Un soir qu’il s’était attardé pour mettre bas un gros hêtre à l’autre bout de la coupe, il arrive à la hutte la nuit tombée. Catherine qui l’avait précédé, avait allumé le feu entre les deux grosses pierres du foyer. Le chaudron à demi plein d’eau et de pommes de terre commençait à chanter. Cuites en robe des champs, elles fourniraient le plat de résistance du souper. Celles qui resteraient, coupées en rondelles et sautées avec quelques « chaillons » frits, feraient un repas rapide pour le lendemain midi.
- « Claude, va donc me chercher de l’eau, dit-elle, en le voyant entrer. Il n’en reste plus pour boire ».
Claude allume la lanterne et se dirige vers la source voisine. Tandis qu’un mince filet d’eau s’écoule dans le seau, il aperçoit deux points brillants dans le fourré : sans doute un renard ou ce fameux chien qu’il n’avait encore pas réussi à apercevoir ? Ramassant un bois mort, il le jette dans le fourré ; tout disparaît. Le seau étant plein, Claude regagne la hutte en hâte, pressé de retrouver un peu de lumière et de chaleur. Il ouvre la porte, dépose dans un angle le seau et la lanterne, se retourne pour la fermer et s’arrête pétrifié : dans l’ouverture se tient un grand loup ramassé sur lui-même, prêt à bondir. Que faire ? Sa hache est dans l’angle opposé, au moindre mouvement le loup va le devancer. Catherine, qui se tenait derrière le feu, est comme paralysée. Elle ne peut lui être d’aucun secours. Et pourtant si !

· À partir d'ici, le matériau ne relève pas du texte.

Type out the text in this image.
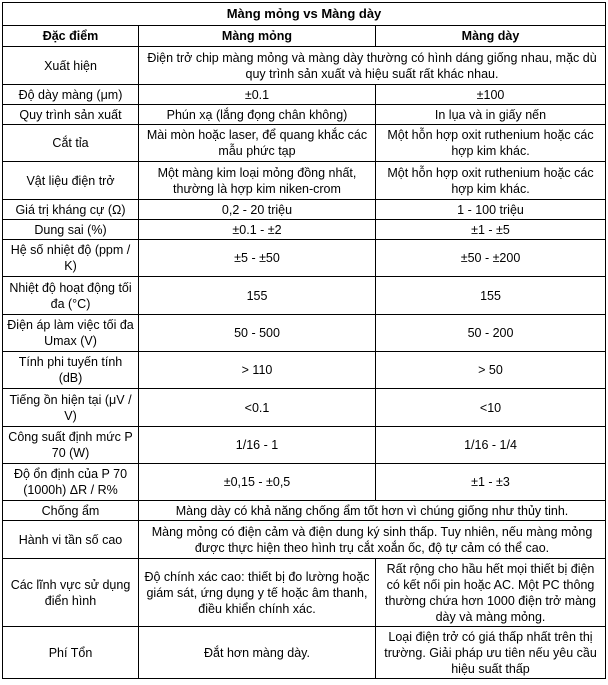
Màng mỏng vs Màng dày		
Đặc điểm	Màng mỏng	Màng dày
Xuất hiện	Điện trở chip màng mỏng và màng dày thường có hình dáng giống nhau, mặc dù quy trình sản xuất và hiệu suất rất khác nhau.	
Độ dày màng (μm)	±0.1	±100
Quy trình sản xuất	Phún xạ (lắng đọng chân không)	In lụa và in giấy nến
Cắt tỉa	Mài mòn hoặc laser, để quang khắc các mẫu phức tạp	Một hỗn hợp oxit ruthenium hoặc các hợp kim khác.
Vật liệu điện trở	Một màng kim loại mỏng đồng nhất, thường là hợp kim niken-crom	Một hỗn hợp oxit ruthenium hoặc các hợp kim khác.
Giá trị kháng cự (Ω)	0,2 - 20 triệu	1 - 100 triệu
Dung sai (%)	±0.1 - ±2	±1 - ±5
Hệ số nhiệt độ (ppm / K)	±5 - ±50	±50 - ±200
Nhiệt độ hoạt động tối đa (°C)	155	155
Điện áp làm việc tối đa Umax (V)	50 - 500	50 - 200
Tính phi tuyến tính (dB)	> 110	> 50
Tiếng ồn hiện tại (μV / V)	<0.1	<10
Công suất định mức P 70 (W)	1/16 - 1	1/16 - 1/4
Độ ổn định của P 70 (1000h) ΔR / R%	±0,15 - ±0,5	±1 - ±3
Chống ẩm	Màng dày có khả năng chống ẩm tốt hơn vì chúng giống như thủy tinh.	
Hành vi tần số cao	Màng mỏng có điện cảm và điện dung ký sinh thấp. Tuy nhiên, nếu màng mỏng được thực hiện theo hình trụ cắt xoắn ốc, độ tự cảm có thể cao.	
Các lĩnh vực sử dụng điển hình	Độ chính xác cao: thiết bị đo lường hoặc giám sát, ứng dụng y tế hoặc âm thanh, điều khiển chính xác.	Rất rộng cho hầu hết mọi thiết bị điện có kết nối pin hoặc AC. Một PC thông thường chứa hơn 1000 điện trở màng dày và màng mỏng.
Phí Tổn	Đắt hơn màng dày.	Loại điện trở có giá thấp nhất trên thị trường. Giải pháp ưu tiên nếu yêu cầu hiệu suất thấp
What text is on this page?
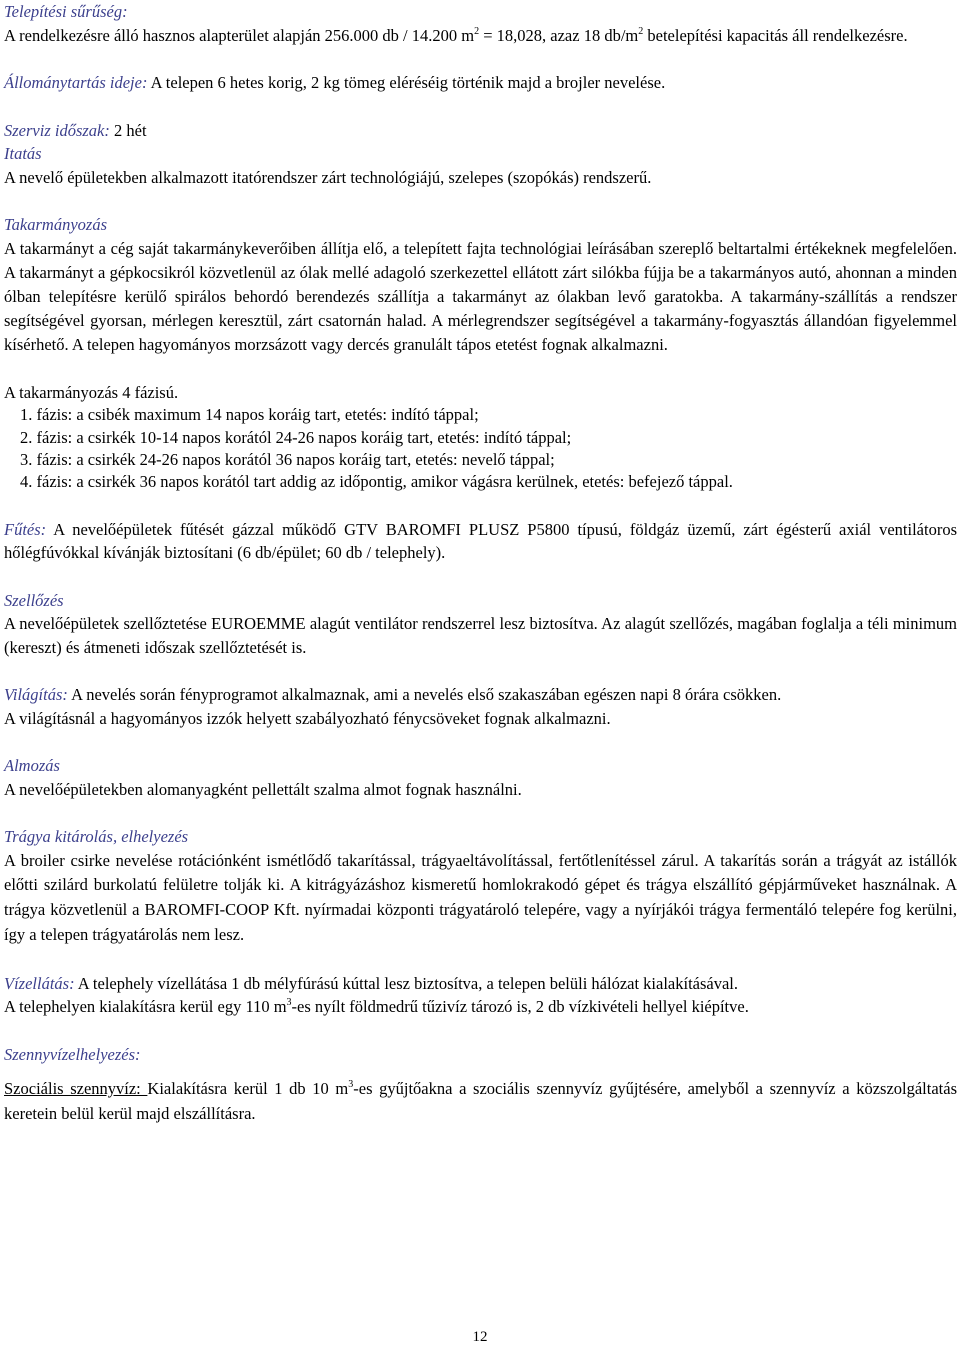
Telepítési sűrűség:

A rendelkezésre álló hasznos alapterület alapján 256.000 db / 14.200 $m^2 = 18,028$, azaz 18 $db/m^2$ betelepítési kapacitás áll rendelkezésre.

Állománytartás ideje: A telepen 6 hetes korig, 2 kg tömeg eléréséig történik majd a brojler nevelése.

Szerviz időszak: 2 hét

Itatás

A nevelő épületekben alkalmazott itatórendszer zárt technológiájú, szelepes (szopókás) rendszerű.

Takarmányozás

A takarmányt a cég saját takarmánykeverőiben állítja elő, a telepített fajta technológiai leírásában szereplő beltartalmi értékeknek megfelelően. A takarmányt a gépkocsikról közvetlenül az ólak mellé adagoló szerkezettel ellátott zárt silókba fújja be a takarmányos autó, ahonnan a minden ólban telepítésre kerülő spirálos behordó berendezés szállítja a takarmányt az ólakban levő garatokba. A takarmány-szállítás a rendszer segítségével gyorsan, mérlegen keresztül, zárt csatornán halad. A mérlegrendszer segítségével a takarmány-fogyasztás állandóan figyelemmel kísérhető. A telepen hagyományos morzsázott vagy dercés granulált tápos etetést fognak alkalmazni.

A takarmányozás 4 fázisú.

1. fázis: a csibék maximum 14 napos koráig tart, etetés: indító táppal;

2. fázis: a csirkék 10-14 napos korától 24-26 napos koráig tart, etetés: indító táppal;

3. fázis: a csirkék 24-26 napos korától 36 napos koráig tart, etetés: nevelő táppal;

4. fázis: a csirkék 36 napos korától tart addig az időpontig, amikor vágásra kerülnek, etetés: befejező táppal.

Fűtés: A nevelőépületek fűtését gázzal működő GTV BAROMFI PLUSZ P5800 típusú, földgáz üzemű, zárt égésterű axiál ventilátoros hőlégfúvókkal kívánják biztosítani (6 db/épület; 60 db / telephely).

Szellőzés

A nevelőépületek szellőztetése EUROEMME alagút ventilátor rendszerrel lesz biztosítva. Az alagút szellőzés, magában foglalja a téli minimum (kereszt) és átmeneti időszak szellőztetését is.

Világítás: A nevelés során fényprogramot alkalmaznak, ami a nevelés első szakaszában egészen napi 8 órára csökken.

A világításnál a hagyományos izzók helyett szabályozható fénycsöveket fognak alkalmazni.

Almozás

A nevelőépületekben alomanyagként pellettált szalma almot fognak használni.

Trágya kitárolás, elhelyezés

A broiler csirke nevelése rotációnként ismétlődő takarítással, trágyaeltávolítással, fertőtlenítéssel zárul. A takarítás során a trágyát az istállók előtti szilárd burkolatú felületre tolják ki. A kitrágyázáshoz kismeretű homlokrakodó gépet és trágya elszállító gépjárműveket használnak. A trágya közvetlenül a BAROMFI-COOP Kft. nyírmadai központi trágyatároló telepére, vagy a nyírjákói trágya fermentáló telepére fog kerülni, így a telepen trágyatárolás nem lesz.

Vízellátás: A telephely vízellátása 1 db mélyfúrású kúttal lesz biztosítva, a telepen belüli hálózat kialakításával.

A telephelyen kialakításra kerül egy 110 $m^3-es$ nyílt földmedrű tűzivíz tározó is, 2 db vízkivételi hellyel kiépítve.

Szennyvízelhelyezés:

Szociális szennyvíz: Kialakításra kerül 1 db 10 $m^3-es$ gyűjtőakna a szociális szennyvíz gyűjtésére, amelyből a szennyvíz a közszolgáltatás keretein belül kerül majd elszállításra.

12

Une idée fulgurante, trois mots qu’il lui crie : « Catherine, le chaudron, jette ! »
Elle a compris aussitôt. Devançant le bond du fauve, elle saisit l’anse du chaudron et le lui lance en pleine tête. Aspergé d’eau bouillante, aveuglé, il recule en hurlant et s’enfuit dans la nuit. Claude renonce à le poursuivre et se contente de barricader solidement la porte. Ils ne dormirent guère cette nuit-là !
On ne revit pas le loup et même ses traces dans la neige disparurent les jours suivants, recouvertes par la neige.